As the copying process goes on, the backup driver monitors low-level I/O operations to the main disk (step 108). If a low-level I/O event changes a sector that falls
within the "watermarks," i.e., a sector that has already been copied to the backup disk (step 110), the backup driver retrieves the contents of that altered sector on the main disk and writes them to the corresponding sector on the backup disk (step 112). In this way, the data on the backup disk is constantly updated to reflect the changes made to the main
disk during the backup process. The backup driver continues to copy the sectors on the main disk to the backup disk until the ends of volume of the main disk are reached (step 114). At that time, the backup process is complete, and the backup disk contains a faithful copy, or a snapshot, of the contents of the main disk. The backup driver then awaits the next backup instruction, which will be given at the next scheduled backup time, to repeat the backup process to generate a new backup copy on the backup disk.
As described above, the backup process does not interfere with the accessibility of the files on the main disk by other applications. Moreover, because the backup driver is loaded at boot time and is therefore available any time during the operation of the
computer system, the backup operation is performed on the fly without the need for rebooting the system.

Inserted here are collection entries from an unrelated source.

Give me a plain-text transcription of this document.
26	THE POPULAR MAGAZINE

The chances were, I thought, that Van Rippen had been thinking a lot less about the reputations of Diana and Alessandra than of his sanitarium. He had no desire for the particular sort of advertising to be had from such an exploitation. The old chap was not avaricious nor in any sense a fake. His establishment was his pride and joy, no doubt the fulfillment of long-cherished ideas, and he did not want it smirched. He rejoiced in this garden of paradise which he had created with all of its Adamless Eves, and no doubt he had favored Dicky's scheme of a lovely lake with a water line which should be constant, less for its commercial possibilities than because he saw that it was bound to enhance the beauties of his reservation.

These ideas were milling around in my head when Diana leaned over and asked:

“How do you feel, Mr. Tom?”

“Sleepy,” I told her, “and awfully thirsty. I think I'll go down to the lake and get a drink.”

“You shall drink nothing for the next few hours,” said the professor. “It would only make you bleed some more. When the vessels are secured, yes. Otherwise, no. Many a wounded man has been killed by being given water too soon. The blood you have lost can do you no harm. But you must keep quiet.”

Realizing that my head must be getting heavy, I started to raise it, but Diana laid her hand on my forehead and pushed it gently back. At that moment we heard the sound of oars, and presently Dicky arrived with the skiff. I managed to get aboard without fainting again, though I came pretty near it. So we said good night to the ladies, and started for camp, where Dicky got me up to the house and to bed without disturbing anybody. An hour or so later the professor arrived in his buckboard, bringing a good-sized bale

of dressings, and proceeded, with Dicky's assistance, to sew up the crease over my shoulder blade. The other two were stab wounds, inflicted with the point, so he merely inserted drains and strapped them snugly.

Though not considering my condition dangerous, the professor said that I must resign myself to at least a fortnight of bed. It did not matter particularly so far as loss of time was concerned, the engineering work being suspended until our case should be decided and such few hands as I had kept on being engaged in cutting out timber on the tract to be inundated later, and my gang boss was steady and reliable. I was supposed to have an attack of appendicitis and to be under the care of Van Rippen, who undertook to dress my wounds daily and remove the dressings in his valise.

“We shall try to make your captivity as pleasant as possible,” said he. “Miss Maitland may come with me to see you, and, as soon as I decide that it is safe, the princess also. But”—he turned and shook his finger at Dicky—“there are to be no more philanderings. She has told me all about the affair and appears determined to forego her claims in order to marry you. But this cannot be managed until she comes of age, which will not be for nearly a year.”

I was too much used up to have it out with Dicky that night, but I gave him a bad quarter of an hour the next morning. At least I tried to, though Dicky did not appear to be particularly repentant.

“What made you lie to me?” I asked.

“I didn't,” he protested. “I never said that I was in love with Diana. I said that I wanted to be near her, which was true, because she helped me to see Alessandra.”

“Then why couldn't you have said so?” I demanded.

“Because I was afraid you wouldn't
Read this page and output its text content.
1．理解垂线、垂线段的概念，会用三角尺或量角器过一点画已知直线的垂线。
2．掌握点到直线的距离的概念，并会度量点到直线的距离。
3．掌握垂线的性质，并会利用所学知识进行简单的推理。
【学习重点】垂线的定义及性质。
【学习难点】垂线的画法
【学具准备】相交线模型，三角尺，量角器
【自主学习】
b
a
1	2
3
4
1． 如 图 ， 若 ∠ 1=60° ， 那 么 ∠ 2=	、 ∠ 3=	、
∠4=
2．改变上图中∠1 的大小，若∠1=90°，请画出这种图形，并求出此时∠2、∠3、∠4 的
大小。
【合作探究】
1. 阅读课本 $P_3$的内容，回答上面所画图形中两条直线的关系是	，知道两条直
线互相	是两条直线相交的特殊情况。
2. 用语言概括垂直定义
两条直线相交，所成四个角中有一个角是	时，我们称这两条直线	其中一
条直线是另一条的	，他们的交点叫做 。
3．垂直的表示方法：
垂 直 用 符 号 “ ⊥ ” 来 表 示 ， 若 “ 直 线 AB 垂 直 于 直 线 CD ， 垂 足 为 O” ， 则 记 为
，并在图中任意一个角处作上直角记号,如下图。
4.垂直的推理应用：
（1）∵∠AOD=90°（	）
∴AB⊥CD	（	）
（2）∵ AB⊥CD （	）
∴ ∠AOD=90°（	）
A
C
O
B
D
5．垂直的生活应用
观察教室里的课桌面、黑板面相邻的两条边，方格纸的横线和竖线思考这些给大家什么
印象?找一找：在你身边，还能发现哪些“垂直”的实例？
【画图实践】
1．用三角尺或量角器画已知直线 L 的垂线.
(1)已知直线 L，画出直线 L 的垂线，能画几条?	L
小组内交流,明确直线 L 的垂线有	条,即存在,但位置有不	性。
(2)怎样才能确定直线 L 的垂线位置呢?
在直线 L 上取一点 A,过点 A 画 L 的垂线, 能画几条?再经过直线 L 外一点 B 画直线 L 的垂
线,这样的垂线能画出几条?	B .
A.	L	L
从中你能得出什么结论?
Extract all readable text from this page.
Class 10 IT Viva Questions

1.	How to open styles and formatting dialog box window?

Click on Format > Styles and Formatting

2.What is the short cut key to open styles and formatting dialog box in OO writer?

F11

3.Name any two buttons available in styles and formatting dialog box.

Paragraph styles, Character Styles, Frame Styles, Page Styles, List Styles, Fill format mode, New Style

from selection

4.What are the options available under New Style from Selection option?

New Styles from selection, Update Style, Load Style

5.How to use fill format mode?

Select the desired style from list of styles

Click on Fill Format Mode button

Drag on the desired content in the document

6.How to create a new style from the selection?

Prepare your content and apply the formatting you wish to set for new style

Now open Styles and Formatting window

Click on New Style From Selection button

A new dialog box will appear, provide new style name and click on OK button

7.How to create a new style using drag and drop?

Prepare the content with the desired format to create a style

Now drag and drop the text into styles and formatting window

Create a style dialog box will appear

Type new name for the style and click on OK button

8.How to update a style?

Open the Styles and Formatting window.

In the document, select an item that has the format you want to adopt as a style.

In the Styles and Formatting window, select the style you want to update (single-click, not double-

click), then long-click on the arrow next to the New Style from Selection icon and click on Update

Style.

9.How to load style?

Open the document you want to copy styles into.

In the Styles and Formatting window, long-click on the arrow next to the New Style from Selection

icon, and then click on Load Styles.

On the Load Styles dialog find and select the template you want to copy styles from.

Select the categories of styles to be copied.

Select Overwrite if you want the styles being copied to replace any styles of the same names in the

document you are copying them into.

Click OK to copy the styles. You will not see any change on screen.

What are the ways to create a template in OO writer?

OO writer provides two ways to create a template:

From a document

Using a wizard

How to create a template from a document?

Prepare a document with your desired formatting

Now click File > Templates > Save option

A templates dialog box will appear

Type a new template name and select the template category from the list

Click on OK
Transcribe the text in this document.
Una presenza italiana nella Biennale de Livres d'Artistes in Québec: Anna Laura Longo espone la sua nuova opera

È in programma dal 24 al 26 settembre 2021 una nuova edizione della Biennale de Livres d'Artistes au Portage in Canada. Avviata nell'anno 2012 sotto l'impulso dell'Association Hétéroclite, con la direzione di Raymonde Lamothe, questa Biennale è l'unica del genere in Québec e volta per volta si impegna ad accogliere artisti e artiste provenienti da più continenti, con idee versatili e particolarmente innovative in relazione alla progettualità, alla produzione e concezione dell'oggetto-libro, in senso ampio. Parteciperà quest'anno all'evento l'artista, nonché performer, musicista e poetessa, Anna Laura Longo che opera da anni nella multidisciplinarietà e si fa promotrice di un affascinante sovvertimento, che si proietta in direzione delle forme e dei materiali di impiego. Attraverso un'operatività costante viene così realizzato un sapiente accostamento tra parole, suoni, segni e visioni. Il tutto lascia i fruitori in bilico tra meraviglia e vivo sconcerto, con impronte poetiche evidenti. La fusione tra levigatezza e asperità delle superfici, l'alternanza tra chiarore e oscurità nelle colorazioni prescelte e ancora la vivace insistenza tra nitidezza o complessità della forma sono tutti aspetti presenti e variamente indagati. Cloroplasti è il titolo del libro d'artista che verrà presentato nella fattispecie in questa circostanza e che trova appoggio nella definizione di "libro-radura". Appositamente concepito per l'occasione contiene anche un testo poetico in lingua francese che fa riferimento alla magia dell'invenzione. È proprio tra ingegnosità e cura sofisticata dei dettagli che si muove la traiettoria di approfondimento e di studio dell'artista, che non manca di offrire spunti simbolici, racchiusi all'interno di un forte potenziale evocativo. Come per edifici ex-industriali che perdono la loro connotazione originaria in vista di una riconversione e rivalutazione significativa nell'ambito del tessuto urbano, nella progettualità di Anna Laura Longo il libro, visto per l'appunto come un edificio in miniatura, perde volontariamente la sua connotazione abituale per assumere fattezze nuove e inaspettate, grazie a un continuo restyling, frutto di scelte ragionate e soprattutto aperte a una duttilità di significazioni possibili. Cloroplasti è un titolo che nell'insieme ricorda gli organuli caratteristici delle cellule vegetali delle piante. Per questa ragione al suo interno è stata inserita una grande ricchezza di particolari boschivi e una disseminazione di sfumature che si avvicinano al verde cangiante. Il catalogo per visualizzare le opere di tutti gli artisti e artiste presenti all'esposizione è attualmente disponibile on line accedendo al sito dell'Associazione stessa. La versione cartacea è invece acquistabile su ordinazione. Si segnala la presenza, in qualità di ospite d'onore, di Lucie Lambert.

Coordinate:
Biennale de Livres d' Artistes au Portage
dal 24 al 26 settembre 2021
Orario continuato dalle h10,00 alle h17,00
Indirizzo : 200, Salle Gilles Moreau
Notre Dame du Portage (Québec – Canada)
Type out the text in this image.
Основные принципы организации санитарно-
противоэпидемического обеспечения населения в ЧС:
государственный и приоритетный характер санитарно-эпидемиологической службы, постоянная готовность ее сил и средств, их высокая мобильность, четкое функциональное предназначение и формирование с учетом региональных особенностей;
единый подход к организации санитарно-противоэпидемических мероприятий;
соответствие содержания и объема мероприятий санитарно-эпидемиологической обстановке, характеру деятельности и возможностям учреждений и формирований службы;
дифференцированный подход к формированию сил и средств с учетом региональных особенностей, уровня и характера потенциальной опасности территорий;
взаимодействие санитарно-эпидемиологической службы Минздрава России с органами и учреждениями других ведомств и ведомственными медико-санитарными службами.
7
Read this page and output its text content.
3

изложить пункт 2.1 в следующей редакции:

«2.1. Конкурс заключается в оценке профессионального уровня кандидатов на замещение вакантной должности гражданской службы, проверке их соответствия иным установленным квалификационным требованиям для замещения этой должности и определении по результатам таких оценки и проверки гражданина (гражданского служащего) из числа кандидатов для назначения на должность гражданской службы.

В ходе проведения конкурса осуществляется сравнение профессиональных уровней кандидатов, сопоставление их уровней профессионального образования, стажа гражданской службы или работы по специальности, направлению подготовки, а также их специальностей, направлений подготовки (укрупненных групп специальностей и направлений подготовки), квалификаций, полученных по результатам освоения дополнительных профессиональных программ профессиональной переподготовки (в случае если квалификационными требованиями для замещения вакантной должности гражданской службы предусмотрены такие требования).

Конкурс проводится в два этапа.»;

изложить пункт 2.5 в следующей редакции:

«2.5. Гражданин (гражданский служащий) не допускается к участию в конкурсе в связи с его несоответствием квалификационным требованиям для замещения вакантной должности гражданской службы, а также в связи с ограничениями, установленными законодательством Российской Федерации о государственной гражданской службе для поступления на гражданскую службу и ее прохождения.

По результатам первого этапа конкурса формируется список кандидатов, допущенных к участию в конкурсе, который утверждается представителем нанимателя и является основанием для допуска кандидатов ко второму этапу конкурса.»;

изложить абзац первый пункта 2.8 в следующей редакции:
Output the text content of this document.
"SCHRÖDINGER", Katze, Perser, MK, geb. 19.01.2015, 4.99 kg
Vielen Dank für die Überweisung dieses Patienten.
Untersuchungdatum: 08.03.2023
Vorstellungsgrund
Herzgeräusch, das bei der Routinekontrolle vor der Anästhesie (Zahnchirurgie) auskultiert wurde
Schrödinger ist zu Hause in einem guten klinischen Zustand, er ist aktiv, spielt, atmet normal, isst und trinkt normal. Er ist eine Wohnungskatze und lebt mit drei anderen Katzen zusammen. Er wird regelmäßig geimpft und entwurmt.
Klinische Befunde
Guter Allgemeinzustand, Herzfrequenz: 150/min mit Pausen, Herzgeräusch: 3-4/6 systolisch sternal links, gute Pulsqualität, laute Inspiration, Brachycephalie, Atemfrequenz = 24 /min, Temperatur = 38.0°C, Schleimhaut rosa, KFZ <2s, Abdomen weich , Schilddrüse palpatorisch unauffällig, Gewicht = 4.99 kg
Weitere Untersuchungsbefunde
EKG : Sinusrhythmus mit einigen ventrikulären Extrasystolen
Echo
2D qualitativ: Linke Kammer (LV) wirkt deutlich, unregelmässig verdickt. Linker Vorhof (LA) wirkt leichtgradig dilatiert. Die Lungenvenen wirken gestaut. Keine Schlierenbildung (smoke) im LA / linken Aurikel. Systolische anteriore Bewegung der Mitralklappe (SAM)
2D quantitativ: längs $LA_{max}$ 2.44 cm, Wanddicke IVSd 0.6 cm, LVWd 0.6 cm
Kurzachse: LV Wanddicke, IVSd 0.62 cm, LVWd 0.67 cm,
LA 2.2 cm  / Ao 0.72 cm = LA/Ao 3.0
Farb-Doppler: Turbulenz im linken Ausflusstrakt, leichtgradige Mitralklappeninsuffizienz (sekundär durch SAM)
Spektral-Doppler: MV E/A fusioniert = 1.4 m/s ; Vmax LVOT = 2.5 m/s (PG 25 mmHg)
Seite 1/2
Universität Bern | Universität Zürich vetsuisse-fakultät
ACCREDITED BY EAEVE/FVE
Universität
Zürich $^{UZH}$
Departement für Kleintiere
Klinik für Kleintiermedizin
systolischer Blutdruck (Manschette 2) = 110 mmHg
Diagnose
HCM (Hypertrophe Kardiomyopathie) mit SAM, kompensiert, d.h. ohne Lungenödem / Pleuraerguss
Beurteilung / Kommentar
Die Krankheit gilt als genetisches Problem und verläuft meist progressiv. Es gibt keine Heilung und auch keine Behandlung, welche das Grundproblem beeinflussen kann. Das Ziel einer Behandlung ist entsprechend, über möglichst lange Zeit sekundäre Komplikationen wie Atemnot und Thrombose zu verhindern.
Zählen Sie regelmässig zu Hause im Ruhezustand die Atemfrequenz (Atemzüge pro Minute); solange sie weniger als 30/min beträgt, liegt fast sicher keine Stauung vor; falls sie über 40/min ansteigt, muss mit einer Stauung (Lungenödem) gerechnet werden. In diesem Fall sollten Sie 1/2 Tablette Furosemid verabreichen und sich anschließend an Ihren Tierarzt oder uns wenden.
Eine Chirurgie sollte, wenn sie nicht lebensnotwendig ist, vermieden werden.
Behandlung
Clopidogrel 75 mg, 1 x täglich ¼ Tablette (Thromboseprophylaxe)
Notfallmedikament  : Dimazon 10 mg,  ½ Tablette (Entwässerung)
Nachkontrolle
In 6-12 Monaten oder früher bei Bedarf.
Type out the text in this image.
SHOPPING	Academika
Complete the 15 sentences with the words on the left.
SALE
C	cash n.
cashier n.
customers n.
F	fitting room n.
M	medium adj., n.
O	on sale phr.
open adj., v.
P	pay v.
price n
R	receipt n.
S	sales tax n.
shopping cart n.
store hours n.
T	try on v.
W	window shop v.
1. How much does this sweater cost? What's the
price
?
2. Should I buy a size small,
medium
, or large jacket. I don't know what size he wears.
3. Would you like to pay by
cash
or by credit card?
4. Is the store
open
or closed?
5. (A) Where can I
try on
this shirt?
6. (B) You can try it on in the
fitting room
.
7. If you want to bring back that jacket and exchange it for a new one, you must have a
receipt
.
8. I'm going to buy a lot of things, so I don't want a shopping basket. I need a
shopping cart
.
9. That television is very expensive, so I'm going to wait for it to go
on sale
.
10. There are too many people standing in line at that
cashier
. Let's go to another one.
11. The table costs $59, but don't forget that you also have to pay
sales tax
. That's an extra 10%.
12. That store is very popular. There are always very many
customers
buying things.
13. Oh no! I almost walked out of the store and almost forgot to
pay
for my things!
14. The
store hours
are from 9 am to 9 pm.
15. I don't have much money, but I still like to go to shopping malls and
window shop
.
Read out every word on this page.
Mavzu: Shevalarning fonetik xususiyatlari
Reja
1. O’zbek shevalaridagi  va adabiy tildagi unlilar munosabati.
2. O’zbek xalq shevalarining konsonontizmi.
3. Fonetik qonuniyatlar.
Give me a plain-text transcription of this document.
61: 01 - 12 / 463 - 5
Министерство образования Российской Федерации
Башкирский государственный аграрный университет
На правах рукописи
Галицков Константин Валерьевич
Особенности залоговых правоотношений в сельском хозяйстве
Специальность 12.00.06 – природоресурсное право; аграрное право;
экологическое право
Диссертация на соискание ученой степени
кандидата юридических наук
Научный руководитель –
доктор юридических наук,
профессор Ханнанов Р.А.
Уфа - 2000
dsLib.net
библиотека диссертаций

Although the invention has been described above by referring to a preferred embodiment in which both the main storage medium and the backup storage medium are disks, it will be appreciated that the invention can be implemented with other types of
storage media that provide section-level data access. By way of example, a magnetic tape may be used to backup a hard disk. In that case, recopying a sector may require the rewinding of the backup tape. As another example, the backup medium may be a write- once storage medium, such as a magneto-optical disk. Sectors changed during the
backup process could be appended to the existing backup image on the write-once medium. Of course, if there is a high level of I/O activity on the main storage medium during the backup process, the write-once backup medium would need a capacity sufficiently larger than that of the main storage medium in order to accommodate all
recopied sectors. In view of the many possible embodiments to which the principles of this invention may be applied, it should be recognized that the embodiment described herein with respect to the drawing figures is meant to be illustrative only and should not be taken as limiting the scope of invention. For example, those of skill in the art will recognize that the elements of the illustrated embodiment shown in software may be implemented in hardware and vice versa or that the illustrated embodiment can be modified in arrangement and detail without departing from the spirit of the invention. Therefore, the invention as described herein contemplates all such embodiments as may
come within the scope of the following claims and equivalents thereof.